La Commissione etiope per i diritti umani (Ehrc) ha pubblicato un report sulle violenze esplose nella regione dell’Oromia in Etiopia tra il 29 giugno e il 2 luglio 2020 a seguito dell’uccisione del cantante Hachalu Hundessa. Complessivamente risultano essere state uccise 123 persone e oltre 500 sono rimaste ferite. Nello specifico, tuttavia, 35 persone risultano essere state uccise e 306 ferite dai manifestanti, 76 uccise e 190 ferite dalle forze dell’ordine. Oltre 900 edifici e proprietà sono state incediate e 6400 persone hanno dovuto abbandonare le proprie abitazioni. Nelle 40 località in cui è stata condotta l’indagine ha documentato che si muovevano «gruppi organizzati per uccidere, ferire e distruggere proprietà: un attacco diffuso e sistematico contro la popolazione civile». Non «semplici violenze», secondo la Commissione, ma crimini contro l’umanità.

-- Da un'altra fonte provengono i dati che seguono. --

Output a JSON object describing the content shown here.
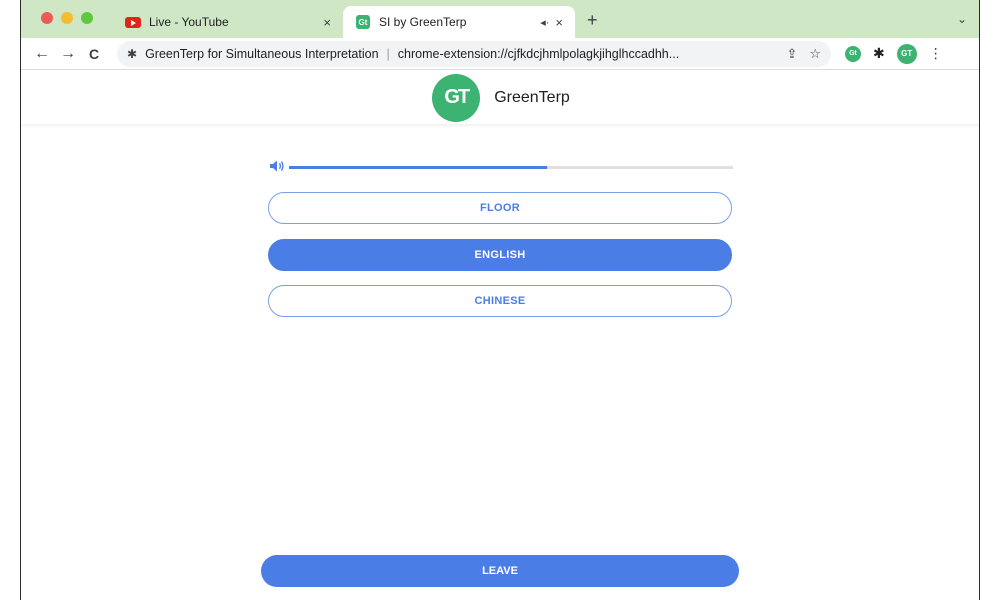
{
  "browser": {
    "tabs": [
      {
        "title": "Live - YouTube",
        "active": false
      },
      {
        "title": "SI by GreenTerp",
        "active": true
      }
    ],
    "omnibox": {
      "site_name": "GreenTerp for Simultaneous Interpretation",
      "url": "chrome-extension://cjfkdcjhmlpolagkjihglhccadhh..."
    },
    "icons": {
      "back": "←",
      "forward": "→",
      "reload": "C",
      "new_tab": "+",
      "tab_close": "×",
      "tab_menu": "⌄",
      "share": "⇪",
      "star": "☆",
      "puzzle": "✱",
      "menu": "⋮",
      "audio": "◂·"
    },
    "extension_badge": "Gt",
    "profile_badge": "GT"
  },
  "app": {
    "logo_text": "GT",
    "name": "GreenTerp",
    "accent_color": "#4a7ee6",
    "brand_color": "#3cb371"
  },
  "volume": {
    "level": 0.58,
    "icon": "speaker-icon"
  },
  "channels": [
    {
      "label": "FLOOR",
      "selected": false
    },
    {
      "label": "ENGLISH",
      "selected": true
    },
    {
      "label": "CHINESE",
      "selected": false
    }
  ],
  "leave_label": "LEAVE"
}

Le vittime sarebbero state selezionate sulla base dell’appartenenza etnica (in questo caso Amhara).

La Commissione dice che in diverse località le autorità locali non hanno risposto alle ripetute richieste di aiuto delle vittime. Secondo le testimonianze raccolte, in alcuni casi la polizia sarebbe rimasta a guardare: «Non sembrava che avessimo un governo» ha denunciato una vittima.

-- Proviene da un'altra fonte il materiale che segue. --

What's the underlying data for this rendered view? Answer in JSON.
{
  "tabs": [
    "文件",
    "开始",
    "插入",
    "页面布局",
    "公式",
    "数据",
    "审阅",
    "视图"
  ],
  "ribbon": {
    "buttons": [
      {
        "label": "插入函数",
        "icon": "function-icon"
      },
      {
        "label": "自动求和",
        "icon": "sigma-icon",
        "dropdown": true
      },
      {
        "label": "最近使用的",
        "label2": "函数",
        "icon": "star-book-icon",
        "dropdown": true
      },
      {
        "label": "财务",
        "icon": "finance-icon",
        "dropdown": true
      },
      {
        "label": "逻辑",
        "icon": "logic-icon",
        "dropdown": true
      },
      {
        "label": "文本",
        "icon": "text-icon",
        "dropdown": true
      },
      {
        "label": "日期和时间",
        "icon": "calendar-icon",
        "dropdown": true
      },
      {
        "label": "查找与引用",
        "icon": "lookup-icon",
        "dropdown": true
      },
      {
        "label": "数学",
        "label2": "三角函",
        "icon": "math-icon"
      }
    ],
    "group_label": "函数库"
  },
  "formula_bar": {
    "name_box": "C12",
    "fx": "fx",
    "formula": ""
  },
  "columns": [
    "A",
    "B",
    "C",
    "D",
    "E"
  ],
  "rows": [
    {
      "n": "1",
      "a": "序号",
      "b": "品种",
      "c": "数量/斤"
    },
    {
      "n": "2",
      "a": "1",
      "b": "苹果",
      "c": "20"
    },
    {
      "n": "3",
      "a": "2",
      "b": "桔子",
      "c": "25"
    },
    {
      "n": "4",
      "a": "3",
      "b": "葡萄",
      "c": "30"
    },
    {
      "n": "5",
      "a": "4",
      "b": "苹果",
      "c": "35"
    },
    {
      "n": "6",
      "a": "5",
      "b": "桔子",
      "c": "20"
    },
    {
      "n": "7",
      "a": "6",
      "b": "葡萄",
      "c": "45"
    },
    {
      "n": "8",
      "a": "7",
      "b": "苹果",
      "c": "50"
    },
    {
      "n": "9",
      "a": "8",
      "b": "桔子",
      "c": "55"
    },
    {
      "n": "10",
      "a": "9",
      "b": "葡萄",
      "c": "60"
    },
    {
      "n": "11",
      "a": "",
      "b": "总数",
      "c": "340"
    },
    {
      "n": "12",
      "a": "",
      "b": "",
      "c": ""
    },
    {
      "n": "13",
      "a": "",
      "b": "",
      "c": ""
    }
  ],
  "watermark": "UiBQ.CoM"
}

Nelle località di Guna Woreda, Negele City, Arsi Negele e Dodola le forze di sicurezza sarebbero entrare negli ospedali per impedire alle vittime di ottenere assistenza medica. In alcuni casi gli stessi medici, in particolare a Wolisso, si sarebero rifiutati di curare i feriti.
Il presidente della Commissione Daniel Bekele ha concluso che «è importante avviare una strategia nazionale per prevenire questo tipo di crimini, mirata ad affrontare le cause profonde del problema».

Per quanto riguarda il Tigray l’esercito etiope ha annunciato la cattura di diversi capi militari del Tigray People’s Liberation Front (Tplf), tra cui spicca il colonnello Yemane Gebremichael, sospettato del massacro di Mai-Kadra. L’emittente del Tplf, Dimtsi Woyanen , riferisce di successi militari tigrini, tra cui un’imboscata tesa all’esercito etiope nella zona di Zongi, con l’uccisione di 124 soldati e 114 prigionieri.

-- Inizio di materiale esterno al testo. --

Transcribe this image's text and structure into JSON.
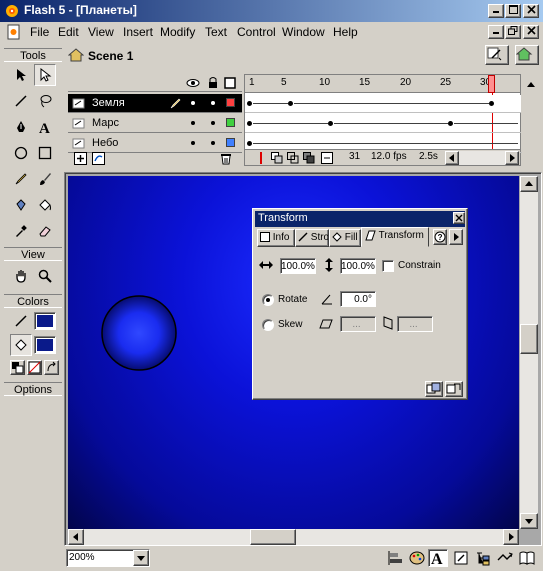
{
  "window": {
    "title": "Flash 5 - [Планеты]"
  },
  "menu": {
    "items": [
      "File",
      "Edit",
      "View",
      "Insert",
      "Modify",
      "Text",
      "Control",
      "Window",
      "Help"
    ]
  },
  "scene": {
    "name": "Scene 1"
  },
  "tools_panel": {
    "header": "Tools",
    "view_header": "View",
    "colors_header": "Colors",
    "options_header": "Options",
    "stroke_color": "#0a1a8a",
    "fill_color": "#0a1a8a"
  },
  "timeline": {
    "frame_numbers": [
      "1",
      "5",
      "10",
      "15",
      "20",
      "25",
      "30"
    ],
    "current_frame": "31",
    "frame_rate": "12.0 fps",
    "elapsed_time": "2.5s",
    "layers": [
      {
        "name": "Земля",
        "selected": true,
        "color": "#ff4040"
      },
      {
        "name": "Марс",
        "selected": false,
        "color": "#40d040"
      },
      {
        "name": "Небо",
        "selected": false,
        "color": "#4080ff"
      }
    ]
  },
  "transform_panel": {
    "title": "Transform",
    "tabs": [
      "Info",
      "Stroke",
      "Fill",
      "Transform"
    ],
    "width_value": "100.0%",
    "height_value": "100.0%",
    "constrain_label": "Constrain",
    "rotate_label": "Rotate",
    "rotate_value": "0.0°",
    "skew_label": "Skew",
    "skew_h_value": "...",
    "skew_v_value": "..."
  },
  "status": {
    "zoom": "200%"
  },
  "colors": {
    "stage_blue": "#0b12d8",
    "planet_blue": "#1a2cff",
    "title_blue": "#0a246a"
  }
}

Dal lato sudanese, dove vi erano stati scontri violenti sul confine tra i rispettivi eserciti che avevano portato alla morte di 4 militari, l’esercito di Karthoum ha annunciato di aver ripreso il controllo di oltre l’80% del territorio sudanese occupato dalle milizie etiopi, sottolineando che «il confronto delle settimane precedenti non sarebbe avvenuto con milizie, ma con militari etiopi».

 

Profughi tigrini rifugiati in Sudan (Ap)

 

Il generale Mohamed Ahmed Sabir, vice capo dell’autorità di intelligence, ha dichiarato che le forze del suo Paese non hanno intenzioni ostili nei confronti dell’Etiopia: «Ci stiamo muovendo con senso di responsabilità». Il ministro degli esteri etiope Demeke Mekonnen ha dichiarato che l’Etiopia proteggerà la sua sovranità. Sulla tensione lungo il confine Sudan/Etiopia pesa l’accusa, non dimostrata, nei confronti dell’Egitto, di lavorare attivamente per provocare uno scontro tra Khartoum e Addis Abeba. Il portavoce del ministero degli Esteri etiope Dina Mufti si è riferito ad un Paese terzo senza nominarlo che, a suo avviso, cercava instabilità nella regione contesa. Questo ha provocato la convocazione al Cairo dell’ambasciatore etiope per chiarimenti.

Tuttavia riprendono i negoziati tra Egitto, Etiopia e Sudan presso l’Unione africana sulla Grande diga della rinascita etiope e gli effetti sulla distribuzione delle acque del Nilo nei tre Paesi.

Le tensioni in Etiopia hanno anche un riflesso nel Sud Sudan perché l’Etiopia è a capo del meccanismo di monitoraggio e verifica del cessate il fuoco e dell’accordo di sicurezza transitorio nel Paese (Ctsamm) e la crisi interna starebbe minando la sua capacità di impegnarsi in Sud Sudan.